For a moment, she resents that he's using her own weapons against her.

"It was just that… you'd given up, and I thought that maybe if…" Maybe if they were really our children. Maybe if you told me you loved me and wanted to spend forever with me and have a family of our own, then you would have had something to live for, because obviously the broken pieces of other peoples' families I've gathered aren't enough.

"Maybe if you had a real family, you wouldn't have left," she finishes lamely, knowing it's a weak line that's still dangerously close to the truth.

He sighs. "You are my family, though," he says quietly.

"Then why'd you give up?" she asks bitterly. "Aren't we worth fighting for?"

His hand goes to his shoulder, fingers tracing over a non-existent scar. "I did fight for you," he replies, sounding somewhat defensive. "You've always been worth it, I just… I just had to remember."

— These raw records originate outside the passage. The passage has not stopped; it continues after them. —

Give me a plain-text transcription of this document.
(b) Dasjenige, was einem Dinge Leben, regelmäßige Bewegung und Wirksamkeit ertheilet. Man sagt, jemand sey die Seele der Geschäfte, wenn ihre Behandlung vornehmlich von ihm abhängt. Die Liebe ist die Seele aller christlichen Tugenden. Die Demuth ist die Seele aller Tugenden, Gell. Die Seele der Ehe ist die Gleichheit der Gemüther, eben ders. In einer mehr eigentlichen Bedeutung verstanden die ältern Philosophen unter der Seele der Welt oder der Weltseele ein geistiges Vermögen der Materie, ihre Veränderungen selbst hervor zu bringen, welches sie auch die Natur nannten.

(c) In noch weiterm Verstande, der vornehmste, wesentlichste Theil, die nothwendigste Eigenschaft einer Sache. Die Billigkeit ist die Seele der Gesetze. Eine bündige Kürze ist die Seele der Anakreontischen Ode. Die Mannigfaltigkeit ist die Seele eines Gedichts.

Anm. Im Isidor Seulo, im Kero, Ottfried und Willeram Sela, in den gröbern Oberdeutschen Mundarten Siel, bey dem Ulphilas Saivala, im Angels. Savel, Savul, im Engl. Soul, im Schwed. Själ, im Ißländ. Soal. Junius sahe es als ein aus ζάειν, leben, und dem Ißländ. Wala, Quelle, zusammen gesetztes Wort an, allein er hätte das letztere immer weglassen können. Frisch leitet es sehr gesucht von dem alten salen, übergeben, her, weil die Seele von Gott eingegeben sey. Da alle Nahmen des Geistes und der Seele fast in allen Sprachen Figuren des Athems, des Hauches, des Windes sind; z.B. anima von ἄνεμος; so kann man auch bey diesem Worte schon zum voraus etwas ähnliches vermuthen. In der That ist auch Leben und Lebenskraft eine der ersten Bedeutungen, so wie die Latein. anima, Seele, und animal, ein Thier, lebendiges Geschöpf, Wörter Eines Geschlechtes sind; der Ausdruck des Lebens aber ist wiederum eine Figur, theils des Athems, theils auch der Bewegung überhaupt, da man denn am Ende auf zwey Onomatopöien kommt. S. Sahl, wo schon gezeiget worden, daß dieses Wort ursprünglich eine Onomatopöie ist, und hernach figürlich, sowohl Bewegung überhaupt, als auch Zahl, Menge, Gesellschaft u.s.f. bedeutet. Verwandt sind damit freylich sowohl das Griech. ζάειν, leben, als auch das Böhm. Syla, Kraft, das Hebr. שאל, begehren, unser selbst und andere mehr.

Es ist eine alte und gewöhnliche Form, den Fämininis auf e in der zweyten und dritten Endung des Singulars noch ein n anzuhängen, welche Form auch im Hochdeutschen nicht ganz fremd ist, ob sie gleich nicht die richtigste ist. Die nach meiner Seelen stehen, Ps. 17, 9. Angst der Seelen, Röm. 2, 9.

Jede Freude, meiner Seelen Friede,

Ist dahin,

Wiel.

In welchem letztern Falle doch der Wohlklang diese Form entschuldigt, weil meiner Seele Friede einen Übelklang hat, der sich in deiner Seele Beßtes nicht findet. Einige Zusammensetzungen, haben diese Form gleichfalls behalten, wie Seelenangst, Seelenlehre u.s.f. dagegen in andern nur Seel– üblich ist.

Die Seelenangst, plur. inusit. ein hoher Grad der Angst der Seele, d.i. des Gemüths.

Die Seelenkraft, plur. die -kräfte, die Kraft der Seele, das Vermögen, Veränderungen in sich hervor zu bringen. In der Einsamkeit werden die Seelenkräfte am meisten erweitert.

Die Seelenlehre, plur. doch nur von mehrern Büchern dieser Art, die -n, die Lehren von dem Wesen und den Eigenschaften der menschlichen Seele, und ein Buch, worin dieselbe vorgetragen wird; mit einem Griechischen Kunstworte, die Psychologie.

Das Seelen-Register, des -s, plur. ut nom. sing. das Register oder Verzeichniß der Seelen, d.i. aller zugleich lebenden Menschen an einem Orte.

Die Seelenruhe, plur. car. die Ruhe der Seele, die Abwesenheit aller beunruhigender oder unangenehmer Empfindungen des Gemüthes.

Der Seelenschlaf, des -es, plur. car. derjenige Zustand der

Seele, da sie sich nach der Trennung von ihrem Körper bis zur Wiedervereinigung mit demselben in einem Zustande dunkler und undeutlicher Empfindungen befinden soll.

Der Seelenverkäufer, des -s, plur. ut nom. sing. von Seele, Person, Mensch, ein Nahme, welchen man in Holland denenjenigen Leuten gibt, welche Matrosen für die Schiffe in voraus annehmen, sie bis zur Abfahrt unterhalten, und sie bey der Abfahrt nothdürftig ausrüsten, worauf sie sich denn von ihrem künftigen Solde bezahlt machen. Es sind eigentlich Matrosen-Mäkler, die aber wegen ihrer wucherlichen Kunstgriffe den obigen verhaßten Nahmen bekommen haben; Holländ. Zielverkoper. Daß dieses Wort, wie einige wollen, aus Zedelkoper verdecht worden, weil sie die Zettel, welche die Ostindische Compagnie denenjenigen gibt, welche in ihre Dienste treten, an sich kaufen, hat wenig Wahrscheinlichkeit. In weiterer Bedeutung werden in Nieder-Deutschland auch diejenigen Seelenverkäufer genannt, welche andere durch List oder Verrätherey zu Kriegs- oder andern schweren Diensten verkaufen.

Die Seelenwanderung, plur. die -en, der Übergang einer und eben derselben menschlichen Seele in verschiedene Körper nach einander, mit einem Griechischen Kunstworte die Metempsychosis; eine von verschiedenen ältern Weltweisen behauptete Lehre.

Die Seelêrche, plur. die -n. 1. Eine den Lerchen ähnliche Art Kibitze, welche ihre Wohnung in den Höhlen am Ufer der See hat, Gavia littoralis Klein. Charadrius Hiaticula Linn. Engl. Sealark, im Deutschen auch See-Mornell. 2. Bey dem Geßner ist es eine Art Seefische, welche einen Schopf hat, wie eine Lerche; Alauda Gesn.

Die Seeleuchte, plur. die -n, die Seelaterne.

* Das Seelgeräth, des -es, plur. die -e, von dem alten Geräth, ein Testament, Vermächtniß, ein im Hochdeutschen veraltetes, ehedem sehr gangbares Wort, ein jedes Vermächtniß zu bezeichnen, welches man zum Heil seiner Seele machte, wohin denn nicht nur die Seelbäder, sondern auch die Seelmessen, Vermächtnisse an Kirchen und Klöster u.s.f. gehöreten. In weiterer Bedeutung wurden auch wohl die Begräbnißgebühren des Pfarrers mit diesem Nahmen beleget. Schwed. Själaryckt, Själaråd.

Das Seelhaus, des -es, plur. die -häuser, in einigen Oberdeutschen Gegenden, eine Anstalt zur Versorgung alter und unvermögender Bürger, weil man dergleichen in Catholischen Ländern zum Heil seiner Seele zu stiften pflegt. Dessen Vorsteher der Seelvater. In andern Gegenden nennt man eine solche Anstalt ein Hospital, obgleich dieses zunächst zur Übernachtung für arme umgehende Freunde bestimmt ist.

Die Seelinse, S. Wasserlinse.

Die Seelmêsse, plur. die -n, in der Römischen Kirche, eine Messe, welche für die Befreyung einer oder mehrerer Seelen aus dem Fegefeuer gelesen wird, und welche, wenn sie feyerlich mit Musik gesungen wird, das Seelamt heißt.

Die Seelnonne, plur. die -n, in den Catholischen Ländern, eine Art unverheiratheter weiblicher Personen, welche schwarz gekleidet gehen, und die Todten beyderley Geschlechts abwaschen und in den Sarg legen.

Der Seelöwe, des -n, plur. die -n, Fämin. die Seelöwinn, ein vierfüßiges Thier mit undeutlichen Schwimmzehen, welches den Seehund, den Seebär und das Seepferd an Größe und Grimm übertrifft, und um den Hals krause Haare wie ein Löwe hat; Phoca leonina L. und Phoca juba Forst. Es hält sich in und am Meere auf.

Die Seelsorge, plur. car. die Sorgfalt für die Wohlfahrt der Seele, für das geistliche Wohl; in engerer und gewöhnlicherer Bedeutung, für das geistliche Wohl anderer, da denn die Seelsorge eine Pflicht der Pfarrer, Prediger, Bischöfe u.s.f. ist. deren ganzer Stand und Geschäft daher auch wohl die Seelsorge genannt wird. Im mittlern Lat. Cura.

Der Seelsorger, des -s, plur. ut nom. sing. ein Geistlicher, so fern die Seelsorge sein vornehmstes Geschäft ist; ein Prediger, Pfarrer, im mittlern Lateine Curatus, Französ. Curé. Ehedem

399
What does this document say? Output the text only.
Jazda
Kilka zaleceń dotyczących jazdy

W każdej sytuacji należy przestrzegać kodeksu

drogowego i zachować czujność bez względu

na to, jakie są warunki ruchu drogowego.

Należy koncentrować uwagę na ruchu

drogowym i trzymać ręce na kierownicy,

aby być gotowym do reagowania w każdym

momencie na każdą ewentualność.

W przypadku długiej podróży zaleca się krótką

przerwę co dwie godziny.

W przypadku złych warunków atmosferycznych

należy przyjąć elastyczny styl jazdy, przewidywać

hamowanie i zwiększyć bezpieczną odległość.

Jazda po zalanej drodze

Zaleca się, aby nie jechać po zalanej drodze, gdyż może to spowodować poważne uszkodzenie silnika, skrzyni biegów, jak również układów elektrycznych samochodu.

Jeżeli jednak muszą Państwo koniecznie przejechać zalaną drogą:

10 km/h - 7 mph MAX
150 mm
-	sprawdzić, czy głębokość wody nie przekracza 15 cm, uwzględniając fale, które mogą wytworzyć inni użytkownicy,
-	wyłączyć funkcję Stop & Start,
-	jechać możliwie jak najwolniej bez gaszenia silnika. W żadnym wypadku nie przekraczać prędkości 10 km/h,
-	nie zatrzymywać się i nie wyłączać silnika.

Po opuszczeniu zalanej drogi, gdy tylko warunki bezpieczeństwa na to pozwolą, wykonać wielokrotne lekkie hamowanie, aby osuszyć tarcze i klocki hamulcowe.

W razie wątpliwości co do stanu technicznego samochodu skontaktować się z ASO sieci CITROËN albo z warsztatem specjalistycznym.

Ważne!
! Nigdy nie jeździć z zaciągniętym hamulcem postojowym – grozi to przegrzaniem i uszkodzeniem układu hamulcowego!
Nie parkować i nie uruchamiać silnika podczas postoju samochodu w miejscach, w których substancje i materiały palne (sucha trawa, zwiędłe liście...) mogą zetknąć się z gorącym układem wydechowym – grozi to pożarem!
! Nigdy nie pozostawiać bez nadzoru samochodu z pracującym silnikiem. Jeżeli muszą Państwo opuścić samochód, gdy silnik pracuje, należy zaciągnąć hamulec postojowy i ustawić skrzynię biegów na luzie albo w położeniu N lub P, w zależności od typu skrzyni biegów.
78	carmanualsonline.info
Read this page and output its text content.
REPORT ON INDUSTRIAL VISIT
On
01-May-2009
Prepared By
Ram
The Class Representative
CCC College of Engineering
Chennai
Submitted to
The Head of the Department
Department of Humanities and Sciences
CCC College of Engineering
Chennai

She smiles ruefully. "Are you going to have to find some sort of crisis to avert every few years so that you'll remember?" she asks, only half joking. His lips quirk upward in a brief smile, and it occurs to her that he's smiled more today than he has in months.

"I don't think so. I'm pretty sure I'll remember it now… and if I start to forget, you can remind me."

There's something loaded in the look he gives her as he says that, and she's suddenly too damn tired to sort him out tonight.

"I'll write it down for you," she teases lightly, standing. He makes a sound that might be a brief laugh.

"I'm going to bed," she says, knowing that she's put it off for too long. He nods, watching as she stretches her arms over her head.

"Good night," he says softly. She flashes him a genuine smile, then leaves, closing the door behind her.

When she wakes up the next morning to find all three of them in her bed, chased there by various fears and demons, she knows she was wrong. They're a family in all the ways that count.